¿Por qué decimos las cosas por escrito y no cara a cara? Seguramente porque cara a cara sabemos que, una vez que expresamos algo, automáticamente pasamos a ser los únicos dueños de nuestras palabras, y no nos gusta. No queremos sentir la presión de que algo que decimos pueda tener unas consecuencias tal vez no deseadas.
 Ese hecho intimida hasta el punto de provocar un miedo que a momentos nos hace incapaces de articular cualquier sonido de manera coherente. Y es entonces cuando optamos por callar. Callar y pensar en todo lo que diríamos; aquello que nos preocupa y no nos deja avanzar, por ejemplo, en una relación sentimental, de amistad… hasta que un día estallamos, empezamos a hablar sin control y, como una bomba de relojería, después de eso ya es demasiado tarde. No queda nada en pie.
Lo único bueno es que, si lo construido entre las dos personas es lo suficientemente fuerte —y sólo si es así—, al final la frase “destruir para volver a construir de nuevo y mejor” cobrará un sentido que tal vez hasta ese momento desconocíamos. En caso contrario, aquello ínfimo que nos unía a la otra persona se esfumará y posiblemente no lo recuperaremos jamás.

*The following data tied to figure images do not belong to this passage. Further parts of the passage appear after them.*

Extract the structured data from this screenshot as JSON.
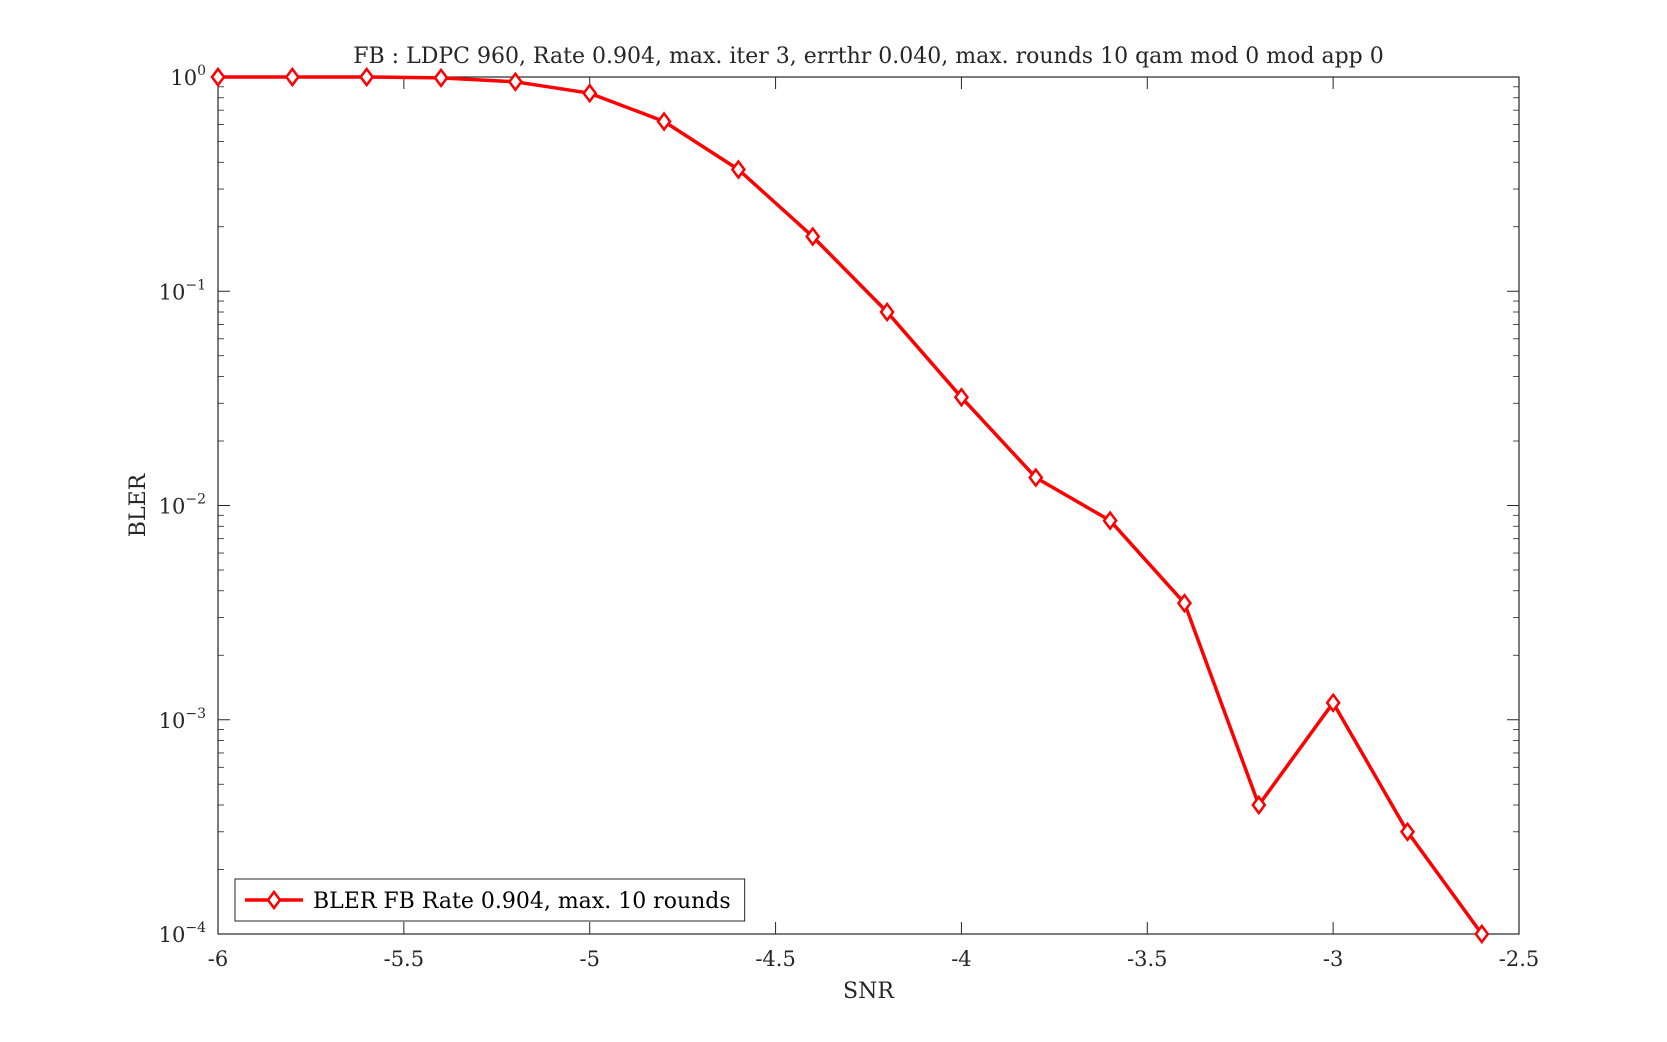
{
  "chart_data": {
    "type": "line",
    "title": "FB : LDPC 960, Rate 0.904, max. iter 3, errthr 0.040, max. rounds 10 qam mod 0 mod app 0",
    "xlabel": "SNR",
    "ylabel": "BLER",
    "xlim": [
      -6,
      -2.5
    ],
    "ylim": [
      0.0001,
      1
    ],
    "yscale": "log",
    "grid": false,
    "legend_position": "bottom-left",
    "x_ticks": [
      "-6",
      "-5.5",
      "-5",
      "-4.5",
      "-4",
      "-3.5",
      "-3",
      "-2.5"
    ],
    "y_ticks": [
      {
        "base": "10",
        "exp": "−4"
      },
      {
        "base": "10",
        "exp": "−3"
      },
      {
        "base": "10",
        "exp": "−2"
      },
      {
        "base": "10",
        "exp": "−1"
      },
      {
        "base": "10",
        "exp": "0"
      }
    ],
    "series": [
      {
        "name": "BLER FB Rate 0.904, max. 10 rounds",
        "color": "#ff0000",
        "marker": "diamond",
        "x": [
          -6,
          -5.8,
          -5.6,
          -5.4,
          -5.2,
          -5,
          -4.8,
          -4.6,
          -4.4,
          -4.2,
          -4,
          -3.8,
          -3.6,
          -3.4,
          -3.2,
          -3,
          -2.8,
          -2.6
        ],
        "y": [
          1,
          1,
          1,
          0.99,
          0.95,
          0.84,
          0.62,
          0.37,
          0.18,
          0.08,
          0.032,
          0.0135,
          0.0085,
          0.0035,
          0.0004,
          0.0012,
          0.0003,
          0.0001
        ]
      }
    ]
  }
}
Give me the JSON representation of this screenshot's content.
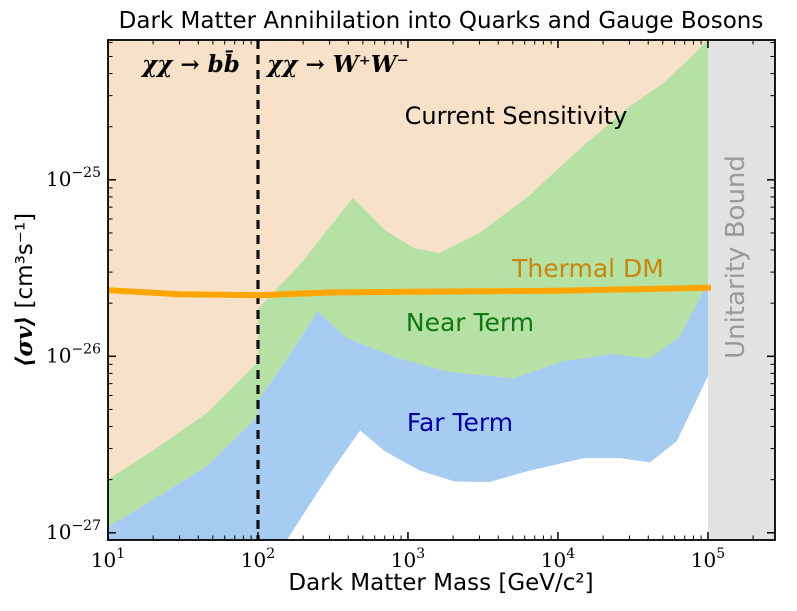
{
  "title": "Dark Matter Annihilation into Quarks and Gauge Bosons",
  "axes": {
    "x_label": "Dark Matter Mass [GeV/c²]",
    "y_label_math": "⟨σv⟩",
    "y_label_units": " [cm³s⁻¹]"
  },
  "annotations": {
    "channel_left": "χχ → bb̄",
    "channel_right": "χχ → W⁺W⁻",
    "current": "Current Sensitivity",
    "thermal": "Thermal DM",
    "near": "Near Term",
    "far": "Far Term",
    "unitarity": "Unitarity Bound"
  },
  "colors": {
    "current_fill": "#F7E2C9",
    "near_fill": "#B5E1A4",
    "far_fill": "#A7CCF2",
    "below_fill": "#FFFFFF",
    "unitarity_fill": "#E2E2E2",
    "thermal_line": "#FFA500",
    "thermal_text": "#C8860D",
    "near_text": "#117711",
    "far_text": "#0000A0",
    "unitarity_text": "#9A9A9A",
    "vline": "#111111",
    "frame": "#000000"
  },
  "chart_data": {
    "type": "area",
    "title": "Dark Matter Annihilation into Quarks and Gauge Bosons",
    "x_axis": {
      "label": "Dark Matter Mass [GeV/c²]",
      "scale": "log",
      "range": [
        10,
        280000
      ],
      "tick_exponents": [
        1,
        2,
        3,
        4,
        5
      ],
      "unit": "GeV/c^2"
    },
    "y_axis": {
      "label": "⟨σv⟩ [cm³s⁻¹]",
      "scale": "log",
      "range": [
        9.1e-28,
        6.2e-25
      ],
      "tick_exponents": [
        -25,
        -26,
        -27
      ],
      "unit": "cm^3 s^-1"
    },
    "vline_mass": 100,
    "unitarity_band_start": 100000,
    "legend_position": "none",
    "grid": false,
    "series": [
      {
        "name": "Current Sensitivity lower bound",
        "role": "upper boundary of Near Term band / bottom of Current Sensitivity shading",
        "points": [
          [
            10,
            2e-27
          ],
          [
            21.5,
            3.05e-27
          ],
          [
            46,
            4.8e-27
          ],
          [
            100,
            9.3e-27
          ],
          [
            100.01,
            1.85e-26
          ],
          [
            190,
            3.3e-26
          ],
          [
            430,
            7.9e-26
          ],
          [
            700,
            5.2e-26
          ],
          [
            1100,
            4.1e-26
          ],
          [
            1630,
            3.85e-26
          ],
          [
            3000,
            5e-26
          ],
          [
            6500,
            8.2e-26
          ],
          [
            14000,
            1.5e-25
          ],
          [
            30000,
            2.6e-25
          ],
          [
            52000,
            3.6e-25
          ],
          [
            96000,
            6e-25
          ],
          [
            120000,
            7.5e-25
          ]
        ]
      },
      {
        "name": "Near Term lower bound",
        "role": "upper boundary of Far Term band / bottom of Near Term shading",
        "points": [
          [
            10,
            1.08e-27
          ],
          [
            21.5,
            1.6e-27
          ],
          [
            46,
            2.4e-27
          ],
          [
            100,
            4.6e-27
          ],
          [
            100.01,
            5.6e-27
          ],
          [
            150,
            9.2e-27
          ],
          [
            250,
            1.8e-26
          ],
          [
            390,
            1.27e-26
          ],
          [
            845,
            9.8e-27
          ],
          [
            1820,
            8.2e-27
          ],
          [
            5000,
            7.5e-27
          ],
          [
            11000,
            9.4e-27
          ],
          [
            23000,
            1.03e-26
          ],
          [
            41000,
            9.7e-27
          ],
          [
            65000,
            1.3e-26
          ],
          [
            100000,
            2.6e-26
          ],
          [
            120000,
            5.2e-26
          ]
        ]
      },
      {
        "name": "Far Term lower bound",
        "role": "bottom of Far Term shading",
        "points": [
          [
            10,
            8.5e-28
          ],
          [
            152,
            8.8e-28
          ],
          [
            222,
            1.45e-27
          ],
          [
            327,
            2.4e-27
          ],
          [
            480,
            3.8e-27
          ],
          [
            700,
            2.9e-27
          ],
          [
            1200,
            2.25e-27
          ],
          [
            2060,
            1.95e-27
          ],
          [
            3500,
            1.94e-27
          ],
          [
            6500,
            2.25e-27
          ],
          [
            15000,
            2.65e-27
          ],
          [
            26000,
            2.65e-27
          ],
          [
            41000,
            2.5e-27
          ],
          [
            62000,
            3.3e-27
          ],
          [
            100000,
            7.7e-27
          ],
          [
            120000,
            1.4e-26
          ]
        ]
      },
      {
        "name": "Thermal DM",
        "role": "thermal relic cross-section line",
        "points": [
          [
            10,
            2.37e-26
          ],
          [
            30,
            2.25e-26
          ],
          [
            100,
            2.22e-26
          ],
          [
            300,
            2.3e-26
          ],
          [
            1000,
            2.32e-26
          ],
          [
            10000,
            2.35e-26
          ],
          [
            105000,
            2.45e-26
          ]
        ]
      }
    ]
  }
}
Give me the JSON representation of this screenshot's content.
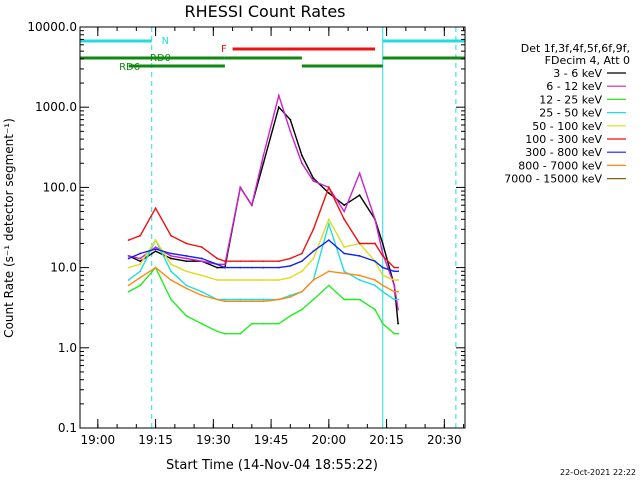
{
  "chart_data": {
    "type": "line",
    "title": "RHESSI Count Rates",
    "xlabel": "Start Time (14-Nov-04 18:55:22)",
    "ylabel": "Count Rate (s⁻¹ detector segment⁻¹)",
    "y_scale": "log",
    "ylim": [
      0.1,
      10000
    ],
    "xlim": [
      "18:55:22",
      "20:35:22"
    ],
    "x_ticks": [
      "19:00",
      "19:15",
      "19:30",
      "19:45",
      "20:00",
      "20:15",
      "20:30"
    ],
    "y_ticks": [
      "0.1",
      "1.0",
      "10.0",
      "100.0",
      "1000.0",
      "10000.0"
    ],
    "grid": false,
    "legend_position": "right",
    "legend_header": [
      "Det 1f,3f,4f,5f,6f,9f,",
      "FDecim 4, Att 0"
    ],
    "footer_date": "22-Oct-2021 22:22",
    "series": [
      {
        "name": "3 - 6 keV",
        "color": "#000000",
        "x": [
          "19:08",
          "19:11",
          "19:15",
          "19:19",
          "19:23",
          "19:27",
          "19:31",
          "19:33",
          "19:37",
          "19:40",
          "19:43",
          "19:47",
          "19:50",
          "19:53",
          "19:56",
          "20:00",
          "20:04",
          "20:08",
          "20:12",
          "20:14",
          "20:17",
          "20:18"
        ],
        "values": [
          14,
          12,
          16,
          13,
          12,
          12,
          10,
          10,
          100,
          60,
          200,
          1000,
          700,
          250,
          130,
          85,
          60,
          80,
          40,
          20,
          6,
          2
        ]
      },
      {
        "name": "6 - 12 keV",
        "color": "#cc22cc",
        "x": [
          "19:08",
          "19:11",
          "19:15",
          "19:19",
          "19:23",
          "19:27",
          "19:31",
          "19:33",
          "19:37",
          "19:40",
          "19:43",
          "19:47",
          "19:50",
          "19:53",
          "19:56",
          "20:00",
          "20:04",
          "20:08",
          "20:12",
          "20:14",
          "20:17",
          "20:18"
        ],
        "values": [
          14,
          13,
          18,
          14,
          13,
          12,
          11,
          11,
          100,
          60,
          250,
          1400,
          500,
          200,
          120,
          100,
          50,
          150,
          40,
          15,
          6,
          3
        ]
      },
      {
        "name": "12 - 25 keV",
        "color": "#22ee22",
        "x": [
          "19:08",
          "19:11",
          "19:15",
          "19:19",
          "19:23",
          "19:27",
          "19:31",
          "19:33",
          "19:37",
          "19:40",
          "19:43",
          "19:47",
          "19:50",
          "19:53",
          "19:56",
          "20:00",
          "20:04",
          "20:08",
          "20:12",
          "20:14",
          "20:17",
          "20:18"
        ],
        "values": [
          5,
          6,
          10,
          4,
          2.5,
          2,
          1.6,
          1.5,
          1.5,
          2,
          2,
          2,
          2.5,
          3,
          4,
          6,
          4,
          4,
          3,
          2,
          1.5,
          1.5
        ]
      },
      {
        "name": "25 - 50 keV",
        "color": "#22dddd",
        "x": [
          "19:08",
          "19:11",
          "19:15",
          "19:19",
          "19:23",
          "19:27",
          "19:31",
          "19:33",
          "19:37",
          "19:40",
          "19:43",
          "19:47",
          "19:50",
          "19:53",
          "19:56",
          "20:00",
          "20:04",
          "20:08",
          "20:12",
          "20:14",
          "20:17",
          "20:18"
        ],
        "values": [
          7,
          9,
          22,
          9,
          6,
          5,
          4,
          4,
          4,
          4,
          4,
          4,
          4.5,
          5,
          7,
          35,
          9,
          7,
          6,
          5,
          4,
          4
        ]
      },
      {
        "name": "50 - 100 keV",
        "color": "#dddd22",
        "x": [
          "19:08",
          "19:11",
          "19:15",
          "19:19",
          "19:23",
          "19:27",
          "19:31",
          "19:33",
          "19:37",
          "19:40",
          "19:43",
          "19:47",
          "19:50",
          "19:53",
          "19:56",
          "20:00",
          "20:04",
          "20:08",
          "20:12",
          "20:14",
          "20:17",
          "20:18"
        ],
        "values": [
          10,
          11,
          22,
          11,
          9,
          8,
          7,
          7,
          7,
          7,
          7,
          7,
          7.5,
          9,
          13,
          40,
          18,
          20,
          12,
          8,
          7,
          7
        ]
      },
      {
        "name": "100 - 300 keV",
        "color": "#ee1111",
        "x": [
          "19:08",
          "19:11",
          "19:15",
          "19:19",
          "19:23",
          "19:27",
          "19:31",
          "19:33",
          "19:37",
          "19:40",
          "19:43",
          "19:47",
          "19:50",
          "19:53",
          "19:56",
          "20:00",
          "20:04",
          "20:08",
          "20:12",
          "20:14",
          "20:17",
          "20:18"
        ],
        "values": [
          22,
          25,
          55,
          25,
          20,
          18,
          13,
          12,
          12,
          12,
          12,
          12,
          13,
          15,
          30,
          100,
          40,
          20,
          20,
          14,
          10,
          10
        ]
      },
      {
        "name": "300 - 800 keV",
        "color": "#1122ee",
        "x": [
          "19:08",
          "19:11",
          "19:15",
          "19:19",
          "19:23",
          "19:27",
          "19:31",
          "19:33",
          "19:37",
          "19:40",
          "19:43",
          "19:47",
          "19:50",
          "19:53",
          "19:56",
          "20:00",
          "20:04",
          "20:08",
          "20:12",
          "20:14",
          "20:17",
          "20:18"
        ],
        "values": [
          13,
          15,
          17,
          15,
          14,
          13,
          11,
          10,
          10,
          10,
          10,
          10,
          10.5,
          12,
          16,
          22,
          15,
          14,
          12,
          10,
          9,
          9
        ]
      },
      {
        "name": "800 - 7000 keV",
        "color": "#ff8811",
        "x": [
          "19:08",
          "19:11",
          "19:15",
          "19:19",
          "19:23",
          "19:27",
          "19:31",
          "19:33",
          "19:37",
          "19:40",
          "19:43",
          "19:47",
          "19:50",
          "19:53",
          "19:56",
          "20:00",
          "20:04",
          "20:08",
          "20:12",
          "20:14",
          "20:17",
          "20:18"
        ],
        "values": [
          6,
          7.5,
          10,
          7,
          5.5,
          4.5,
          4,
          3.8,
          3.8,
          3.8,
          3.8,
          4,
          4.3,
          5,
          7,
          9,
          8.5,
          8,
          7,
          6,
          5,
          5
        ]
      },
      {
        "name": "7000 - 15000 keV",
        "color": "#886611",
        "x": [],
        "values": []
      }
    ],
    "attenuator_states": [
      {
        "label": "N",
        "color": "#22dddd",
        "segments": [
          [
            "18:55:22",
            "19:14"
          ],
          [
            "20:14",
            "20:35:22"
          ]
        ]
      },
      {
        "label": "RD0",
        "color": "#118811",
        "segments": [
          [
            "18:55:22",
            "19:33"
          ],
          [
            "20:14",
            "20:35:22"
          ]
        ]
      },
      {
        "label": "RD6",
        "color": "#118811",
        "segments": [
          [
            "19:08",
            "19:33"
          ],
          [
            "19:53",
            "20:14"
          ]
        ]
      },
      {
        "label": "F",
        "color": "#ee1111",
        "segments": [
          [
            "19:35",
            "20:12"
          ]
        ]
      },
      {
        "label": "",
        "color": "#118811",
        "segments": [
          [
            "19:33",
            "19:53"
          ]
        ]
      }
    ]
  }
}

En otro orden de cosas, a las conversaciones a través de una pantalla les pasa lo mismo que a nuestras fotos de Instagram cuando decidimos usar los famosos filtros: las embellecemos de manera innecesaria la mayoría de las veces sólo para que otras personas les den el mismo valor que tienen para nosotros. Pero no hay que olvidar que aquella puesta de sol, esa foto de grupo, esa conversación de amigos durante horas o ese beso con quien quieres sólo fueron posibles porque estuvisteis ahí, en ese momento, con esa compañía.

Sólo espero que, después de leer este cúmulo de pensamientos (in)coherentes, cojáis vuestro teléfono, sí, pero para llamar a alguna de esas personas que os importan y quedar con ella para tomar un café y hablar, ya sea de la vida, de vuestros proyectos o, incluso, de vuestras preocupaciones…

Porque todos, en el fondo, seamos como seamos, necesitamos sentir y saber que alguien está dispuesto a brindarnos su presencia y compartir con nosotros algo que nunca recuperará: su tiempo.